Rob,
Was Raymond Loewy the personal trainer of Ms Coke who trimmed her proportions to render the sensuous siren with whom you currently flirt?
Possibly so.
Of course, he was also the designer of some great cars for Studebaker in a time when they produced highly distinctive mechanical lust buckets. To say nothing of some really neat Boys' Own Annual styles steam locomotives for the Pennsylvania Railroad.
From the time of the founding fathers on, it seems there is a lot of French in many a USofA icon.
Cheers,
W
Walter, my memories of Studie ended in '53 when we returned to the UK from the Indian idyll, just in time to be somewhere on the high seas when Everest was defeated and a princess became a queen. Returning to Britain was a culture shock, but it did result in my first bicycle: a red Raleigh Lenton, that I instantly personalized by doing the handlebars (why is it the convention to use the plural when, in reality, there is but a single bar?) up with white tape. That was my precursor to what became more famous as the Harley Earl fins. That every other third kid also used tape is neither here not there. Well, it was there, but made not a jot of difference to the feeling in
my head. I was easily satisfied.
Studebaker rings the bell for me as being the very first 'going both ways at once' car that I recall seeing. Prior to that, they all made distinctions between fore and aft design; perhaps the Hudson Hornet was also guilty of seductive, ambivalent sin... In Britain we had the silly little Nash Metropolitan.

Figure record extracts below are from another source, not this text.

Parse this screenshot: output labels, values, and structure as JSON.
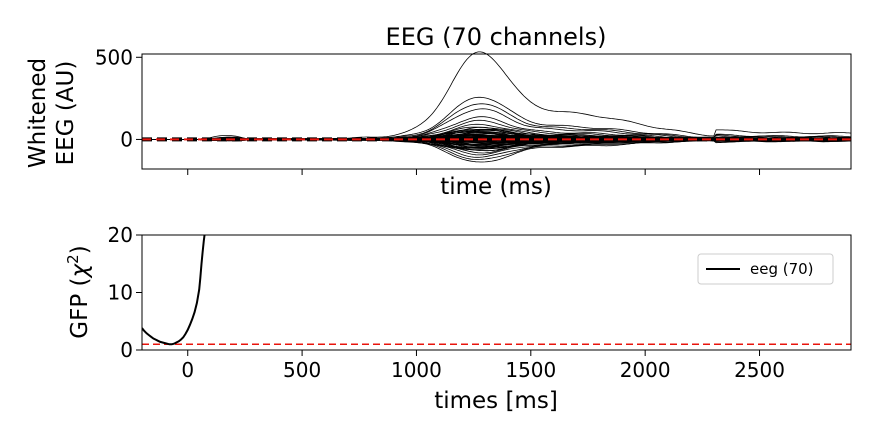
{
  "chart_data": [
    {
      "type": "line",
      "title": "EEG (70 channels)",
      "xlabel": "time (ms)",
      "ylabel_lines": [
        "Whitened",
        "EEG (AU)"
      ],
      "xlim": [
        -200,
        2900
      ],
      "ylim": [
        -180,
        520
      ],
      "yticks": [
        0,
        500
      ],
      "yticklabels": [
        "0",
        "500"
      ],
      "xticks": [
        0,
        500,
        1000,
        1500,
        2000,
        2500
      ],
      "show_xticklabels": false,
      "grid": false,
      "n_channels": 70,
      "channel_color": "#000000",
      "reference_line": {
        "y": 0,
        "color": "#e8140c",
        "style": "dashed"
      },
      "mean_line": {
        "color": "#000000",
        "style": "dashed"
      },
      "channel_peaks_at_1270ms": [
        472,
        230,
        195,
        165,
        120,
        100,
        80,
        68,
        58,
        48,
        40,
        32,
        25,
        18,
        12,
        6,
        0,
        -5,
        -12,
        -18,
        -25,
        -30,
        -38,
        -45,
        -52,
        -60,
        -70,
        -80,
        -95,
        -110,
        -125,
        14,
        -14,
        22,
        -22,
        28,
        -28,
        35,
        -35,
        42,
        -42,
        50,
        -50,
        4,
        -4,
        9,
        -9,
        16,
        -16,
        20,
        -20,
        26,
        -26,
        31,
        -31,
        37,
        -37,
        44,
        -44,
        55,
        -55,
        62,
        -62,
        2,
        -2,
        7,
        -7,
        11,
        -11,
        3
      ]
    },
    {
      "type": "line",
      "xlabel": "times [ms]",
      "ylabel": "GFP (χ²)",
      "xlim": [
        -200,
        2900
      ],
      "ylim": [
        0,
        20
      ],
      "yticks": [
        0,
        10,
        20
      ],
      "yticklabels": [
        "0",
        "10",
        "20"
      ],
      "xticks": [
        0,
        500,
        1000,
        1500,
        2000,
        2500
      ],
      "xticklabels": [
        "0",
        "500",
        "1000",
        "1500",
        "2000",
        "2500"
      ],
      "grid": false,
      "legend_position": "upper-right",
      "reference_line": {
        "y": 1,
        "color": "#e8140c",
        "style": "dashed"
      },
      "series": [
        {
          "name": "eeg (70)",
          "color": "#000000",
          "x": [
            -200,
            -190,
            -180,
            -170,
            -160,
            -150,
            -140,
            -130,
            -120,
            -110,
            -100,
            -90,
            -80,
            -70,
            -60,
            -50,
            -40,
            -30,
            -20,
            -10,
            0,
            10,
            20,
            30,
            40,
            50,
            55,
            60,
            65,
            70,
            75,
            80
          ],
          "y": [
            3.8,
            3.3,
            2.9,
            2.6,
            2.3,
            2.0,
            1.8,
            1.6,
            1.4,
            1.3,
            1.2,
            1.1,
            1.0,
            1.0,
            1.1,
            1.3,
            1.5,
            1.8,
            2.2,
            2.8,
            3.5,
            4.4,
            5.4,
            6.6,
            8.2,
            10.5,
            12.5,
            15,
            17,
            19,
            20.5,
            22
          ]
        }
      ]
    }
  ]
}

I passed a parked old Jaguar yesterday - a quick peek confirmed my long-held belief that Jag made the most handsome cockpits of all time.
David, any suggestive motifs are to be found within the personal psyche of the viewer; perhaps some see Marilyn with a soupçon d'art décoratif thrown in for company, and proof of the concept of diamonds being a girl's best friend? I simply toss the dice to fall where they may.